The problem was that, no matter how hard I tried, my oatmeal-like substance land mass always wound up looking like something our cat threw up. And no matter how hard I worked on the project, I always got the same grade : C minus.
One year, I decided to cut out the middle man, so instead of making the oatmeal-like substance for my land mass, I had our cat throw up on a piece of construction paper.
I got a C minus.
So last week, when our 11-year-old daughter, Emma, came home from school and told us she had to make an earthquake-proof house for science class, I was ready.
“All you need is some flour, water and a little food coloring,” I said to Emma.
“MOOOOOOOMMM!” Emma said to my wife.
My wife and Emma quickly determined that Emma’s earthquake-proof house required something more elaborate than flour and water.
“Right, I’ll go get one of the cats,” I said.
My wife and Emma told me to go “watch football or whatever it is you do around here.”
What my wife and Emma decided is that Emma should build her earthquake-proof house out of Lincoln Logs.

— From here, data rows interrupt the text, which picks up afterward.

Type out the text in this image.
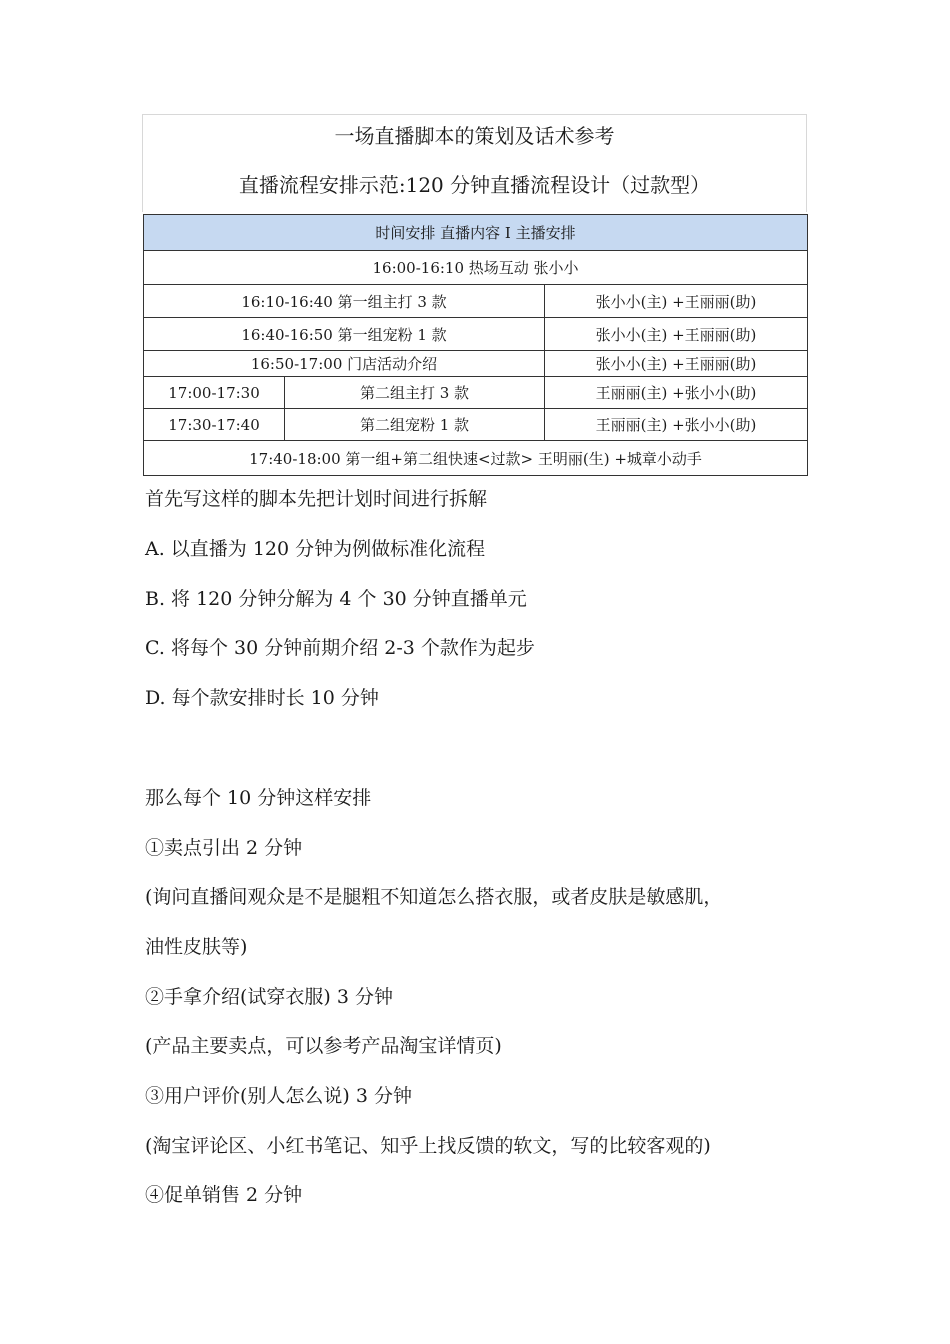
一场直播脚本的策划及话术参考
直播流程安排示范:120 分钟直播流程设计（过款型）
时间安排 直播内容 I 主播安排		
16:00-16:10 热场互动 张小小		
16:10-16:40 第一组主打 3 款		张小小(主) +王丽丽(助)
16:40-16:50 第一组宠粉 1 款		张小小(主) +王丽丽(助)
16:50-17:00 门店活动介绍		张小小(主) +王丽丽(助)
17:00-17:30	第二组主打 3 款	王丽丽(主) +张小小(助)
17:30-17:40	第二组宠粉 1 款	王丽丽(主) +张小小(助)
17:40-18:00 第一组+第二组快速<过款> 王明丽(生) +城章小动手		
首先写这样的脚本先把计划时间进行拆解
A. 以直播为 120 分钟为例做标准化流程
B. 将 120 分钟分解为 4 个 30 分钟直播单元
C. 将每个 30 分钟前期介绍 2-3 个款作为起步
D. 每个款安排时长 10 分钟
那么每个 10 分钟这样安排
①卖点引出 2 分钟
(询问直播间观众是不是腿粗不知道怎么搭衣服，或者皮肤是敏感肌，
油性皮肤等)
②手拿介绍(试穿衣服) 3 分钟
(产品主要卖点，可以参考产品淘宝详情页)
③用户评价(别人怎么说) 3 分钟
(淘宝评论区、小红书笔记、知乎上找反馈的软文，写的比较客观的)
④促单销售 2 分钟
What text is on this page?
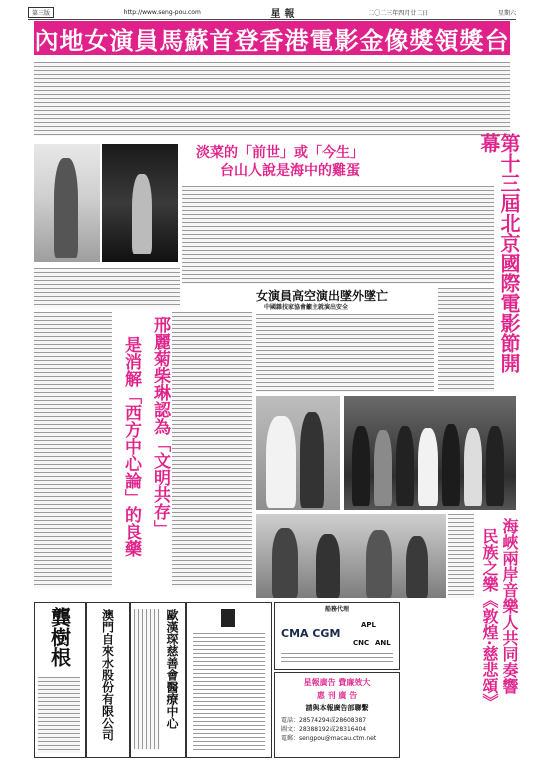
第三版	http://www.seng-pou.com	星報	二〇二三年四月廿二日	星期六
內地女演員馬蘇首登香港電影金像獎領獎台
淡菜的「前世」或「今生」
台山人說是海中的雞蛋	第十三屆北京國際電影節開幕
女演員高空演出墜外墜亡
中國雜技家協會籲主就演出安全
邢麗菊柴琳認為「文明共存」
是消解「西方中心論」的良藥
海峽兩岸音樂人共同奏響
民族之樂《敦煌·慈悲頌》
龔樹根 澳門自來水股份有限公司	歐漢琛慈善會醫療中心	船務代理
CMA CGM
APL
CNC ANL
星報廣告 費廉效大
惠 刊 廣 告
請與本報廣告部聯繫
電話：28574294或28608387
圖文：28388192或28316404
電郵：sengpou@macau.ctm.net
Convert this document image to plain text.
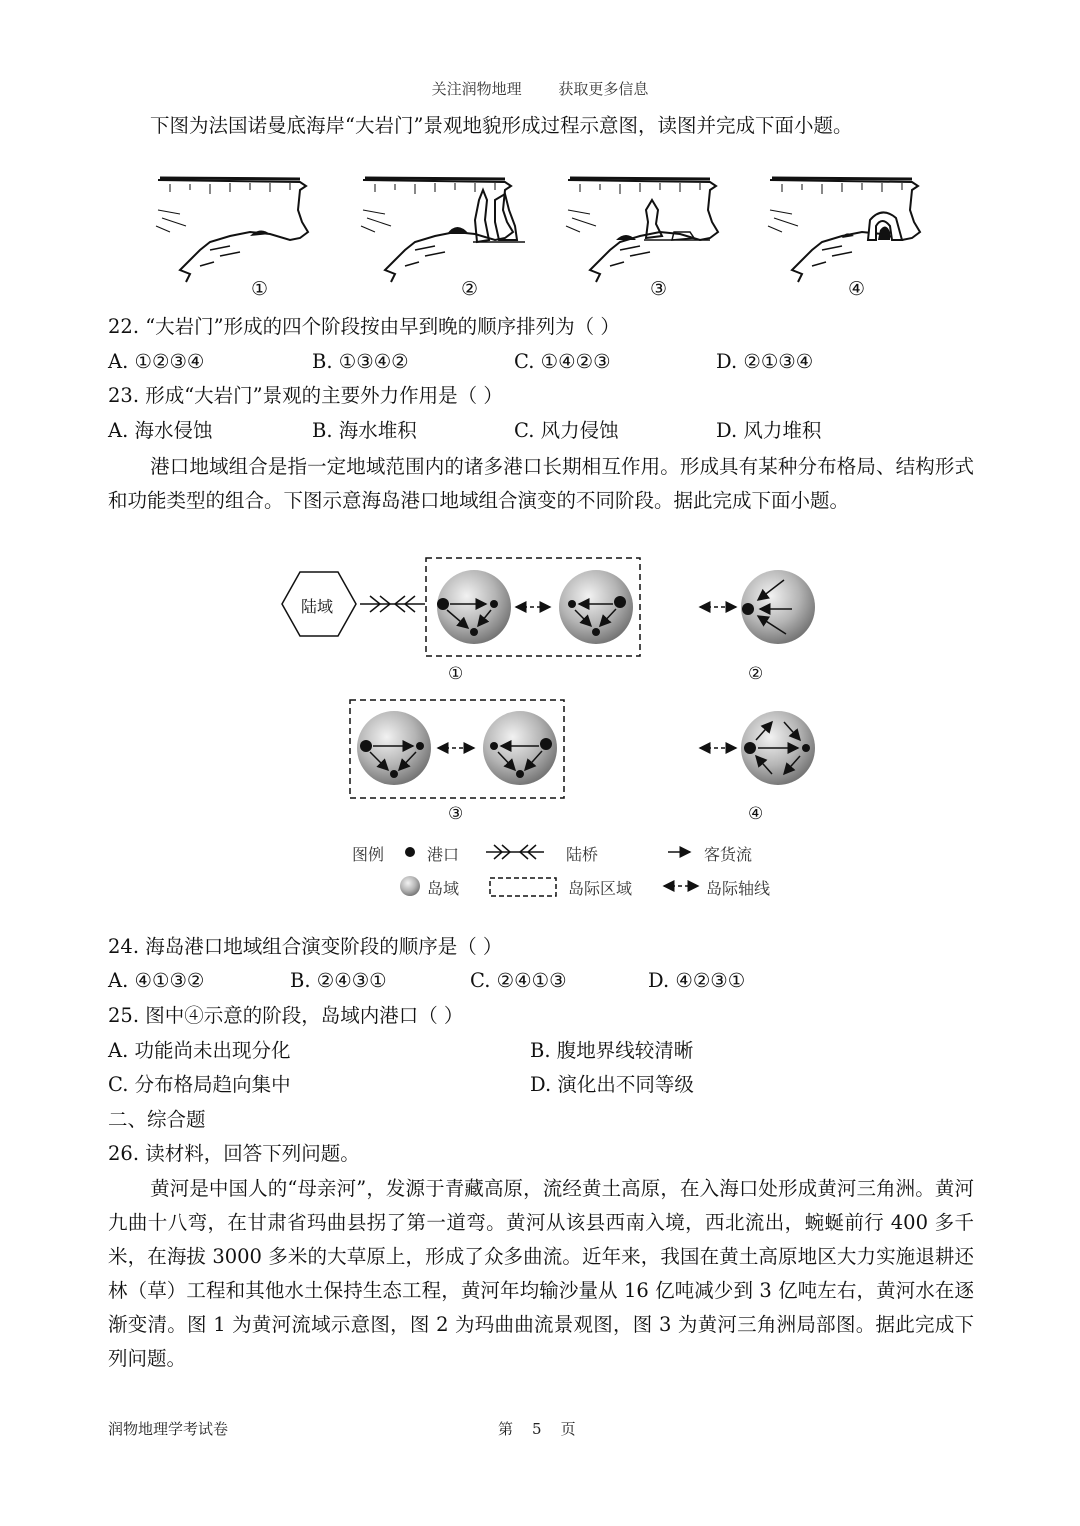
关注润物地理 获取更多信息
下图为法国诺曼底海岸“大岩门”景观地貌形成过程示意图，读图并完成下面小题。
①	②	③	④
22. “大岩门”形成的四个阶段按由早到晚的顺序排列为（ ）
A. ①②③④	B. ①③④②	C. ①④②③	D. ②①③④
23. 形成“大岩门”景观的主要外力作用是（ ）
A. 海水侵蚀	B. 海水堆积	C. 风力侵蚀	D. 风力堆积
港口地域组合是指一定地域范围内的诸多港口长期相互作用。形成具有某种分布格局、结构形式和功能类型的组合。下图示意海岛港口地域组合演变的不同阶段。据此完成下面小题。
陆域
①	②
③	④
图例	港口	陆桥	客货流
岛域	岛际区域	岛际轴线
24. 海岛港口地域组合演变阶段的顺序是（ ）
A. ④①③②	B. ②④③①	C. ②④①③	D. ④②③①
25. 图中④示意的阶段，岛域内港口（ ）
A. 功能尚未出现分化	B. 腹地界线较清晰
C. 分布格局趋向集中	D. 演化出不同等级
二、综合题
26. 读材料，回答下列问题。
黄河是中国人的“母亲河”，发源于青藏高原，流经黄土高原，在入海口处形成黄河三角洲。黄河九曲十八弯，在甘肃省玛曲县拐了第一道弯。黄河从该县西南入境，西北流出，蜿蜒前行 400 多千米，在海拔 3000 多米的大草原上，形成了众多曲流。近年来，我国在黄土高原地区大力实施退耕还林（草）工程和其他水土保持生态工程，黄河年均输沙量从 16 亿吨减少到 3 亿吨左右，黄河水在逐渐变清。图 1 为黄河流域示意图，图 2 为玛曲曲流景观图，图 3 为黄河三角洲局部图。据此完成下列问题。
润物地理学考试卷	第 5 页
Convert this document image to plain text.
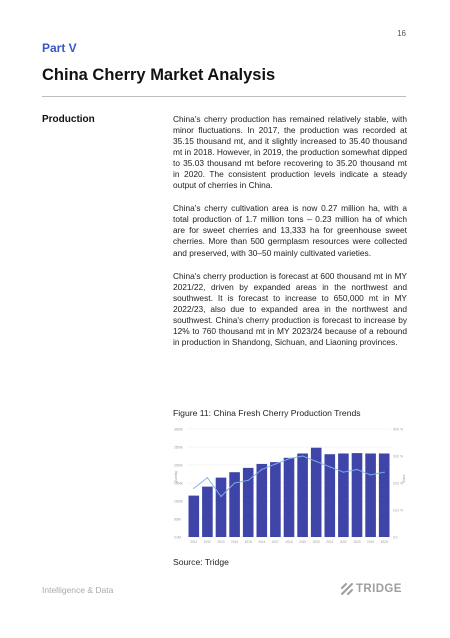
16
Part V
China Cherry Market Analysis
Production	China's cherry production has remained relatively stable, with minor fluctuations. In 2017, the production was recorded at 35.15 thousand mt, and it slightly increased to 35.40 thousand mt in 2018. However, in 2019, the production somewhat dipped to 35.03 thousand mt before recovering to 35.20 thousand mt in 2020. The consistent production levels indicate a steady output of cherries in China.

China's cherry cultivation area is now 0.27 million ha, with a total production of 1.7 million tons – 0.23 million ha of which are for sweet cherries and 13,333 ha for greenhouse sweet cherries. More than 500 germplasm resources were collected and preserved, with 30–50 mainly cultivated varieties.

China's cherry production is forecast at 600 thousand mt in MY 2021/22, driven by expanded areas in the northwest and southwest. It is forecast to increase to 650,000 mt in MY 2022/23, also due to expanded area in the northwest and southwest. China's cherry production is forecast to increase by 12% to 760 thousand mt in MY 2023/24 because of a rebound in production in Shandong, Sichuan, and Liaoning provinces.

Figure 11: China Fresh Cherry Production Trends
0.0M
500k
1000k
1500k
2000k
2500k
3000k
0.0
10.0 %
20.0 %
30.0 %
40.0 %
Quantity	Share
2011 2012 2013 2014 2015 2016 2017 2018 2019 2020 2021 2022 2023 2024 2025
Source: Tridge
Intelligence & Data	TRIDGE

Using something called Liquid Nails, my wife helped Emma put together her earthquake-proof home. It took my wife and Emma two nights to finish the house. When they were done, Emma had a house that would withstand up to 40 seconds of vigorous shaking.
Thursday morning I helped Emma carry her Lincoln Log, Liquid Nailed, earthquake-proof house to our car. Emma sat in the front seat carefully holding the house on her lap. Emma told me that her teacher would pick the best earthquake-proof house. She told me, though, that she wasn’t interested in having the best earthquake-proof house. Emma said she just wanted to get an A on her project.
I don’t know about that. I just hope she doesn’t get a C minus.